Why buy in a golf course community if you don't play golf?
Have you ever noticed that most golf course communities seem to have a lot of residents with little or no interest in playing golf? In fact, that describes us when we purchased our first home - a townhome in Crofton, Maryland, just blocks from the fairways of Crofton Country Club.
Thinking back to that home-buying experience, I have to admit that my husband and I were seduced by the professionally furnished builder's model home, rather than the golf course or even the manicured open space in the community. Our second home was in the same neighborhood but, again, Crofton's golf course did not factor into our home-buying decision - that move was motivated by our desire to have a yard for our growing sons, without leaving the community where we had begun to establish roots.
Then I became a real estate agent, and things changed. I quickly realized that many Crofton home buyers were, in fact, motivated to buy in the community because of the golf course - golfers and non-golfers alike. Homes backing to the golf course had premium prices because they were in high demand. In fact, I recently asked in a Facebook post "Why do non-golfers buy in a golf course community?" and nearly everyone who commented said "green space." (Others said it's so pretty... it was hard to find a nice planned community without a golf course... there are a lot of other things to do.)
When we purchased our third home, near Charleston, S.C., we chose a lot overlooking the 9th fairway of the golf course at Kings Grant, and beyond that another fairway, the Ashley River, and rice paddies in the distance. Talk about green space... What a view! That green space was our motive for choosing that home and community. It was here that our boys, ages four and six, were introduced to golf by riding in the golf cart with us when Larry decided to try out those golf clubs he had received as a graduation gift a few years earlier and I dusted off the clubs my grandfather bought for me when I was nine years old.
That experience was another life-changer because our boys became avid junior golfers when we returned to Maryland, literally running home from school to get their golf clubs and go to practice at Crofton Country Club.
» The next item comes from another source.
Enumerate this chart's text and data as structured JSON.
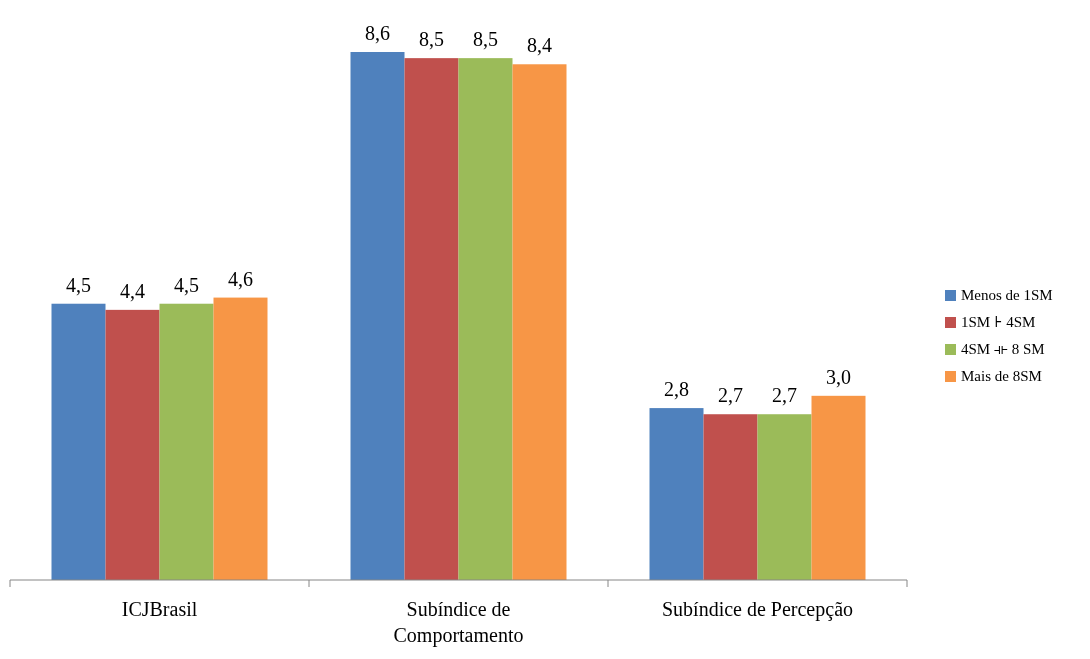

They traveled across the country as teenagers to compete in national level junior golf tournaments against the nation's top juniors, some of them now playing on the PGA Tour, on famous golf courses that most people only see on television. And they both received golf scholarships to college.
It was almost a lucky accident that we lived in golf course communities for over forty years, but it was a very intentional decision when we recently purchased a home in Millsboro, Delaware. In fact, we are very excited about the option to purchase a deeded interest in the golf course at Plantation Lakes, for several reasons - with these three topping our list:
1. If community residents have a vested interest in the golf course, it is more likely to remain financially viable.
2. A deeded interest in the golf course will likely come with some privileges that won't be available to daily or even annual users of the golf course. And there's no up-front investment required!
3. A deeded interest will convey with the property, potentially enhancing the value (or at least the salability) of this home over another similar home in the community without this option.
To be perfectly fair, however, this third item could just as easily be a negative in future resale if the deeded interest comes with any ongoing fee that obligates a future owner to pay more for owning this home than another similar home in the community.
If you're a non-golfer living in a golf course community...
Don't take that manicured open space for granted!
If we still lived in our South Carolina home, our view of the 9th fairway and beyond would now be a view of overgrown brush because that golf course - along with the club house, swimming pool, and tennis courts - closed in 2005. Efforts by an investor to develop some of the property failed in 2008 and the lender decided in 2012 to foreclose. Home values in the community plummeted and many went to foreclosure. Nearly every street had multiple boarded up homes when my daughter drove around the community about 2 years ago.
The golfers simply moved on to play at other golf courses in the area. The homeowners who purchased in Kings Grant for the green space, however, suffered immensely from the closing of this golf course. They lost the manicured open space, other amenities became eyesores, and many of them lost their homes and good credit.
Even if you're a non-golfer, you don't want that beautiful manicured open space in your community to become abandoned and overgrown or developed with streets and additional housing or even commercial facilities. In fact, I read about one golf course in Florida that was turned into a cemetery.
Golf course closings have outpaced golf course openings by more than 10-1 in the past 10 years, so please do whatever you can to support community leaders or the developer if they ask for your support.
The beautiful green space that initially attracted you to your home may depend on it!